Opponents criticize the bill on constitutional grounds, saying that the Constitution limits voting rights to residents of states.

"I have said previously my quarrel is not with the intent of the legislation, but with the vehicle with which Congress is seeking to effect or bring about this change," said Sen. Robert Byrd, D-W.Va., who thinks that Washington voting rights should be sought through a constitutional amendment. "Simply passing a law that grants voting rights to an entity that is not a state . . . is plainly circumventing the Constitution."

Byrd, McCain and other critics promised that if the bill were successful, it would face a tough court challenge.
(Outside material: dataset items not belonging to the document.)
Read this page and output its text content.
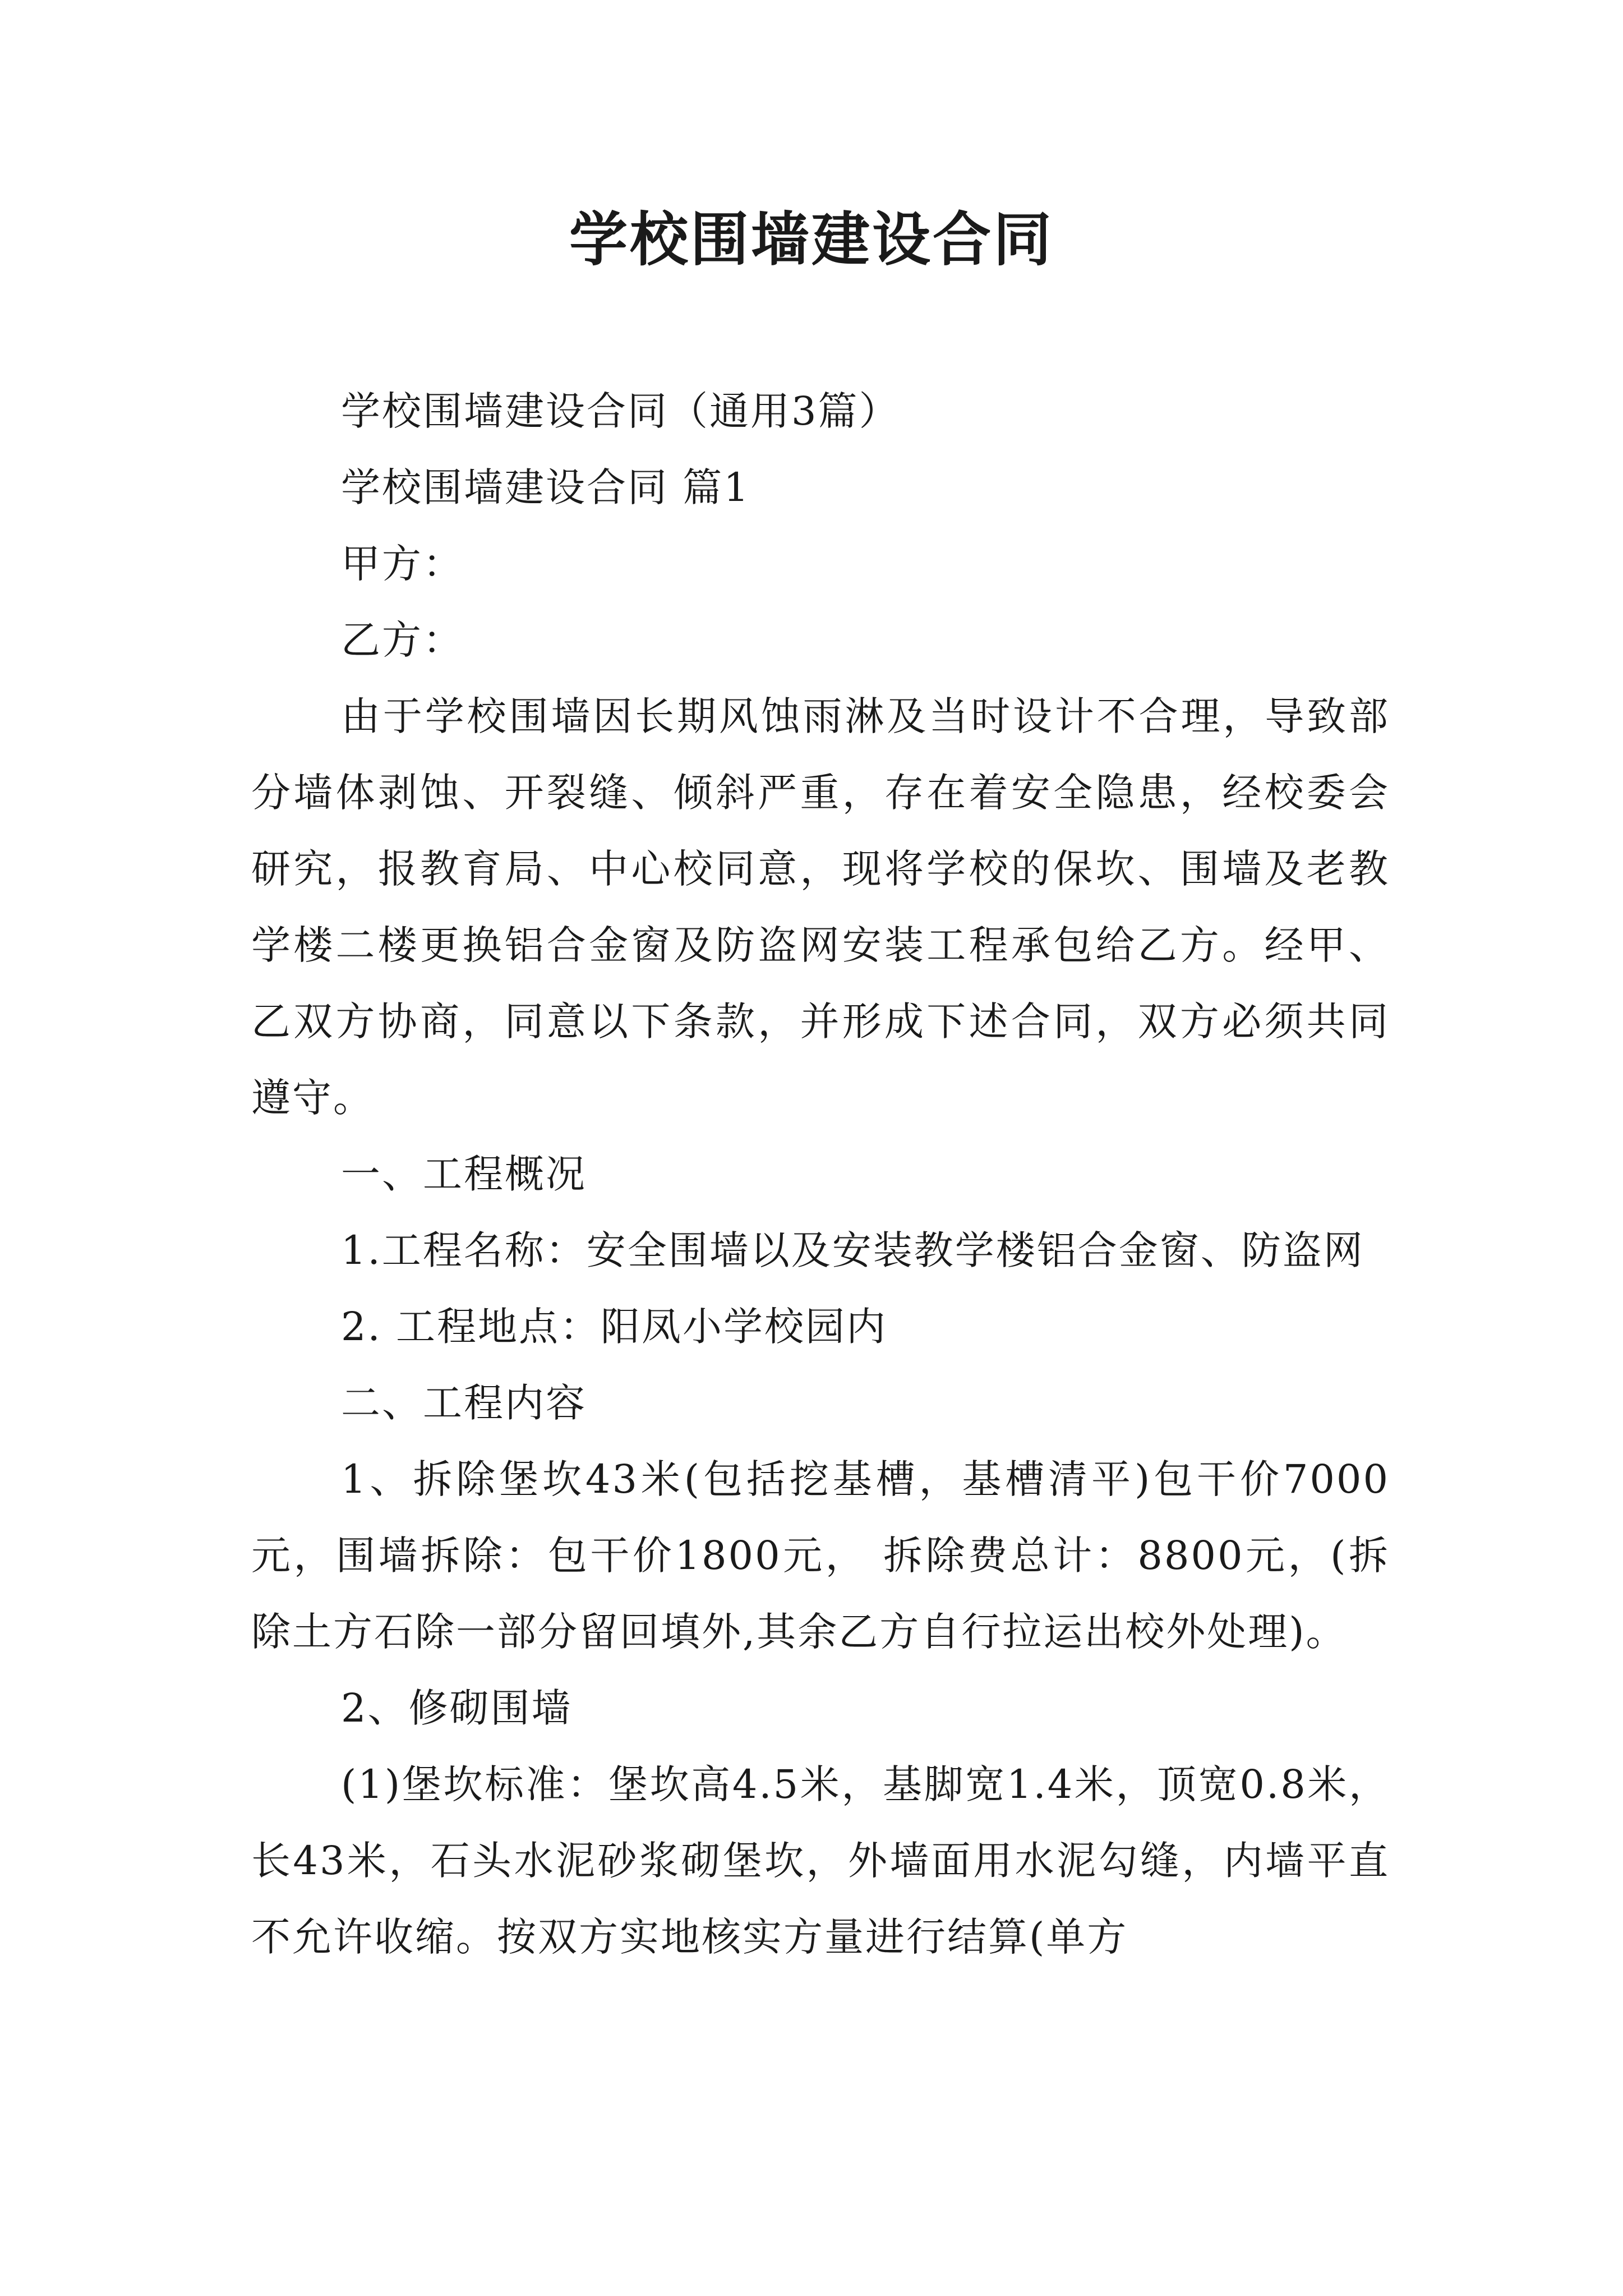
学校围墙建设合同

学校围墙建设合同（通用3篇）

学校围墙建设合同 篇1

甲方：

乙方：

由于学校围墙因长期风蚀雨淋及当时设计不合理，导致部分墙体剥蚀、开裂缝、倾斜严重，存在着安全隐患，经校委会研究，报教育局、中心校同意，现将学校的保坎、围墙及老教学楼二楼更换铝合金窗及防盗网安装工程承包给乙方。经甲、乙双方协商，同意以下条款，并形成下述合同，双方必须共同遵守。

一、工程概况

1.工程名称：安全围墙以及安装教学楼铝合金窗、防盗网

2. 工程地点：阳凤小学校园内

二、工程内容

1、拆除堡坎43米(包括挖基槽，基槽清平)包干价7000元，围墙拆除：包干价1800元， 拆除费总计：8800元，(拆除土方石除一部分留回填外,其余乙方自行拉运出校外处理)。

2、修砌围墙

(1)堡坎标准：堡坎高4.5米，基脚宽1.4米，顶宽0.8米，长43米，石头水泥砂浆砌堡坎，外墙面用水泥勾缝，内墙平直不允许收缩。按双方实地核实方量进行结算(单方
Voting rights supporters say that they're willing to take their chances.

A House committee oversees Washington, which has been a source of irritation at times for residents. They complain that Congress — particularly during Republican control — has used Washington as a test laboratory for issues ranging from school vouchers to pushing the courts to roll back local gun-control laws.

"Citizens have felt that they are treated as second-class citizens in this country,"

said Ronald Walters, a University of Maryland political science professor. "They've been treated as a stepchild or guinea pigs for political experiments or pet ideas of members of Congress who wouldn't do it in their districts."

Washington residents gained the right to vote for president after a 1961 constitutional amendment gave the city three electoral votes. Residents cast presidential ballots in 1964 for the first time in 160 years.

In 1971, Congress granted Washington a nonvoting member in the House, a seat held today by Democratic Delegate Eleanor Holmes Norton.

Two years later, Congress approved the Home Rule Act, which allowed Washington residents to elect a mayor and 13 city council members. However, Congress maintained the right to review and overturn Washington laws.

In 1978, the House and Senate passed a constitutional amendment granting full voting rights to Washington. The amendment required three-fourths of the states to ratify it within seven years. Only 16 states ratified it, and the amendment died.

Sen. Edward Kennedy, D-Mass., said in 1978 that Washington suffered from a case of the "four toos": fear that an elected official from the District of Columbia would be too liberal, too urban, too black or too Democratic.

Norton tried unsuccessfully in 1993 to get a Washington statehood bill through the House. In 2003, former Rep. Tom Davis, a Republican from Washington's Virginia suburbs, introduced a measure calling for the District of Columbia and Utah to receive one House seat each. That bill never got to a vote.

With Democrats in control of both houses of Congress and an African-American president in the White House, however, supporters of Washington voting rights think that this time the bill will get a fair — and successful — hearing.

"The point we're at now is a very significant moment," said Rep. Elijah Cummings, D-Md., a member of the Congressional Black Caucus. "We have to find a way to do it."